Search
Question: What's the relationship between "design" and "contrasts"?
0
20 months ago by
kjo30
kjo30 wrote:

The explanations I've heard of "design" and "contrasts" make them sound like "overlapping"/non-independent concepts.  I.e. it would be possible to give values to these two parameters that are inconsistent with each other.

Is that the case?  Or can the two parameters be specified completely independently from each other?

modified 20 months ago by Ryan C. Thompson6.8k • written 20 months ago by kjo30
4
20 months ago by
The Scripps Research Institute, La Jolla, CA
Ryan C. Thompson6.8k wrote:

A design matrix is simply the matrix representation of the system linear equations that you wish to solve using regression, as described here: https://en.wikipedia.org/wiki/Design_matrix. Each column represents a coefficient, and each row represents a sample. It's possible to represent the same model using two different design matrices, just like it is possible to represent the same space using two different coordinate systems.

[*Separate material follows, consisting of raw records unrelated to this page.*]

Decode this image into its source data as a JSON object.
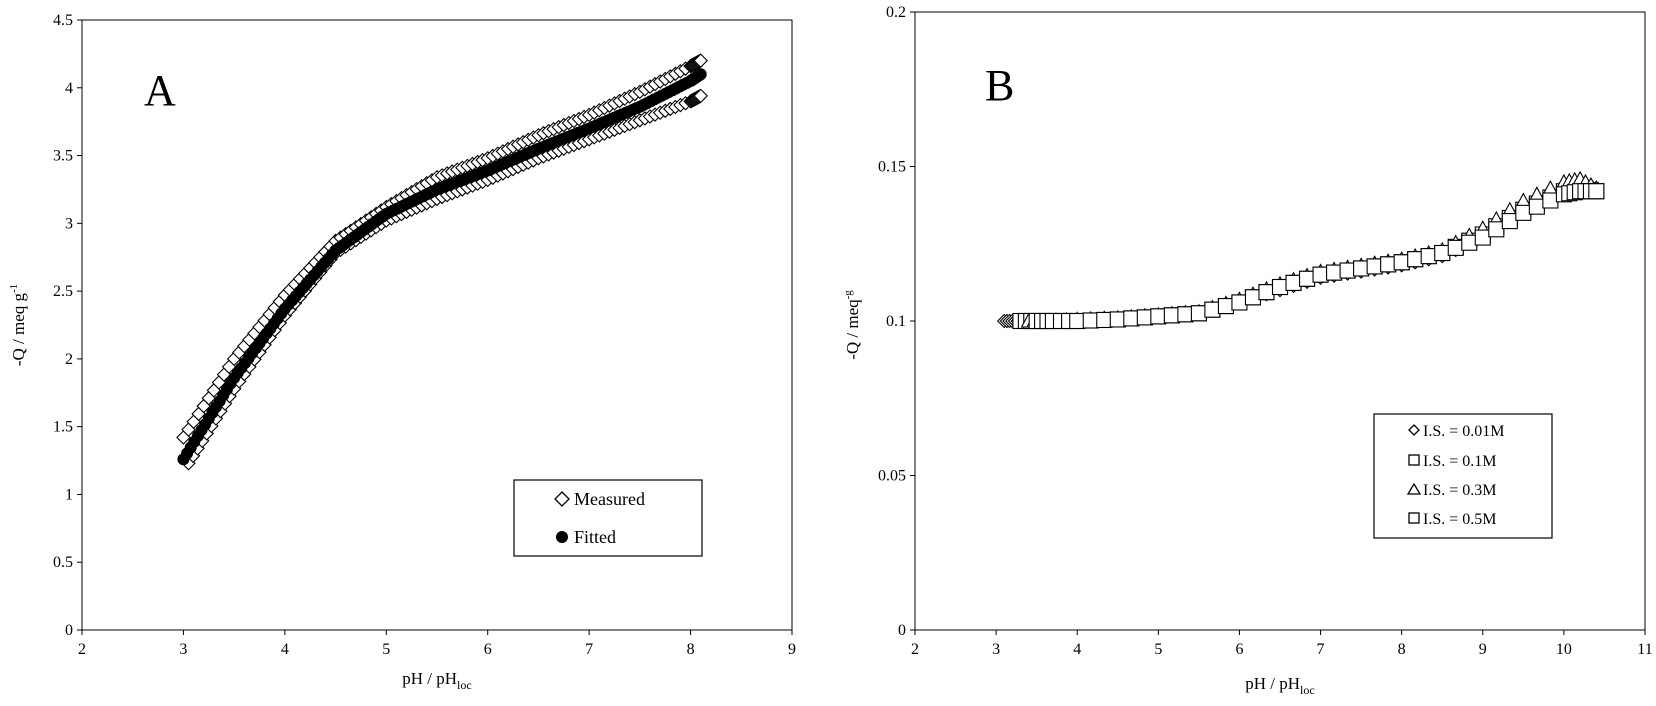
{
  "chart_data": [
    {
      "type": "scatter",
      "panel_label": "A",
      "xlabel": "pH / pH",
      "xlabel_sub": "loc",
      "ylabel": "-Q / meq g",
      "ylabel_sup": "-1",
      "xlim": [
        2,
        9
      ],
      "ylim": [
        0,
        4.5
      ],
      "xticks": [
        "2",
        "3",
        "4",
        "5",
        "6",
        "7",
        "8",
        "9"
      ],
      "yticks": [
        "0",
        "0.5",
        "1",
        "1.5",
        "2",
        "2.5",
        "3",
        "3.5",
        "4",
        "4.5"
      ],
      "grid": false,
      "legend_position": "bottom-right",
      "series": [
        {
          "name": "Measured",
          "marker": "diamond-open",
          "curves": [
            {
              "x": [
                3.0,
                3.5,
                4.0,
                4.5,
                5.0,
                5.5,
                6.0,
                6.5,
                7.0,
                7.5,
                8.0,
                8.1
              ],
              "y": [
                1.42,
                2.0,
                2.47,
                2.87,
                3.12,
                3.34,
                3.48,
                3.65,
                3.8,
                3.97,
                4.16,
                4.2
              ]
            },
            {
              "x": [
                3.05,
                3.5,
                4.0,
                4.5,
                5.0,
                5.5,
                6.0,
                6.5,
                7.0,
                7.5,
                8.0,
                8.1
              ],
              "y": [
                1.23,
                1.78,
                2.32,
                2.78,
                3.02,
                3.18,
                3.32,
                3.48,
                3.62,
                3.76,
                3.9,
                3.94
              ]
            }
          ]
        },
        {
          "name": "Fitted",
          "marker": "filled-circle",
          "curves": [
            {
              "x": [
                3.0,
                3.5,
                4.0,
                4.5,
                5.0,
                5.5,
                6.0,
                6.5,
                7.0,
                7.5,
                8.0,
                8.1
              ],
              "y": [
                1.26,
                1.86,
                2.37,
                2.8,
                3.07,
                3.25,
                3.39,
                3.55,
                3.7,
                3.86,
                4.05,
                4.1
              ]
            }
          ]
        }
      ]
    },
    {
      "type": "scatter",
      "panel_label": "B",
      "xlabel": "pH / pH",
      "xlabel_sub": "loc",
      "ylabel": "-Q / meq",
      "ylabel_sup": "-g",
      "xlim": [
        2,
        11
      ],
      "ylim": [
        0,
        0.2
      ],
      "xticks": [
        "2",
        "3",
        "4",
        "5",
        "6",
        "7",
        "8",
        "9",
        "10",
        "11"
      ],
      "yticks": [
        "0",
        "0.05",
        "0.1",
        "0.15",
        "0.2"
      ],
      "grid": false,
      "legend_position": "bottom-right",
      "series": [
        {
          "name": "I.S. = 0.01M",
          "marker": "diamond-open",
          "x": [
            3.1,
            3.2,
            3.3,
            3.5,
            4.0,
            4.5,
            5.0,
            5.5,
            6.0,
            6.5,
            7.0,
            7.5,
            8.0,
            8.5,
            9.0,
            9.5,
            10.0,
            10.2,
            10.4
          ],
          "y": [
            0.1,
            0.1,
            0.1,
            0.1,
            0.1005,
            0.101,
            0.102,
            0.1025,
            0.106,
            0.11,
            0.114,
            0.116,
            0.118,
            0.121,
            0.127,
            0.137,
            0.144,
            0.145,
            0.143
          ]
        },
        {
          "name": "I.S. = 0.1M",
          "marker": "square-open",
          "x": [
            3.3,
            3.5,
            4.0,
            4.5,
            5.0,
            5.5,
            6.0,
            6.5,
            7.0,
            7.5,
            8.0,
            8.5,
            9.0,
            9.5,
            10.0,
            10.2,
            10.4
          ],
          "y": [
            0.1,
            0.1,
            0.1,
            0.1005,
            0.1015,
            0.1025,
            0.106,
            0.111,
            0.115,
            0.117,
            0.119,
            0.122,
            0.128,
            0.136,
            0.142,
            0.143,
            0.142
          ]
        },
        {
          "name": "I.S. = 0.3M",
          "marker": "triangle-open",
          "x": [
            3.4,
            3.6,
            4.0,
            4.5,
            5.0,
            5.5,
            6.0,
            6.5,
            7.0,
            7.5,
            8.0,
            8.5,
            9.0,
            9.5,
            10.0,
            10.2,
            10.4
          ],
          "y": [
            0.1,
            0.1,
            0.1005,
            0.101,
            0.102,
            0.103,
            0.107,
            0.112,
            0.116,
            0.118,
            0.12,
            0.123,
            0.13,
            0.139,
            0.145,
            0.146,
            0.143
          ]
        },
        {
          "name": "I.S. = 0.5M",
          "marker": "square-open",
          "x": [
            3.5,
            3.7,
            4.0,
            4.5,
            5.0,
            5.5,
            6.0,
            6.5,
            7.0,
            7.5,
            8.0,
            8.5,
            9.0,
            9.5,
            10.0,
            10.2,
            10.4
          ],
          "y": [
            0.1,
            0.1,
            0.1,
            0.1005,
            0.1015,
            0.1025,
            0.106,
            0.111,
            0.115,
            0.117,
            0.119,
            0.122,
            0.127,
            0.135,
            0.141,
            0.142,
            0.142
          ]
        }
      ]
    }
  ]
}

Once you fit a model using a given design matrix, you generally want to conduct statistical tests based on the model. If one of the coefficients represents the quantity you wish to test, then you can simply test that coefficient directly, and you have no need for contrasts. However, if you want to test for differences between two coefficients or some other more complicated relationship between coefficients, then you require a contrast. A contrast is nothing more than a simple arithmetic expression involving only the coefficients and constants. For example, if you have coefficients named A, B, and C, then "(A + B)/2 - C" is an example of a contrast. (Depending on what A, B, and C are, this contrast may or may not have a meaningful interpretation.) So it should be clear that any contrast is only defined in reference to a specific design matrix. Using the a contrast with a different design matrix than the one it was written for will either fail (if the dimensions/names don't match) or give a nonsensical result (if the dimensions and names happen to match by coincidence).

For more information, I highly recommend you read a textbook on linear regression. ISLR is a good one: http://www-bcf.usc.edu/~gareth/ISL/

1

Yes, and to follow up on Ryan, in terms of code, DESeq2 will make sure that, if you specify a contrast, those refer to specific coefficients that were fit based on the design formula. E.g. if you don't include a variable in the design, those coefficient won't be present to use with either 'name' or 'contrast' argument of results(). results() performs a lot of checks to make sure that when you specify a contrast, it corresponds to a reasonable linear combination of coefficients, and if it doesn't, results() tries to tell you what was wrong.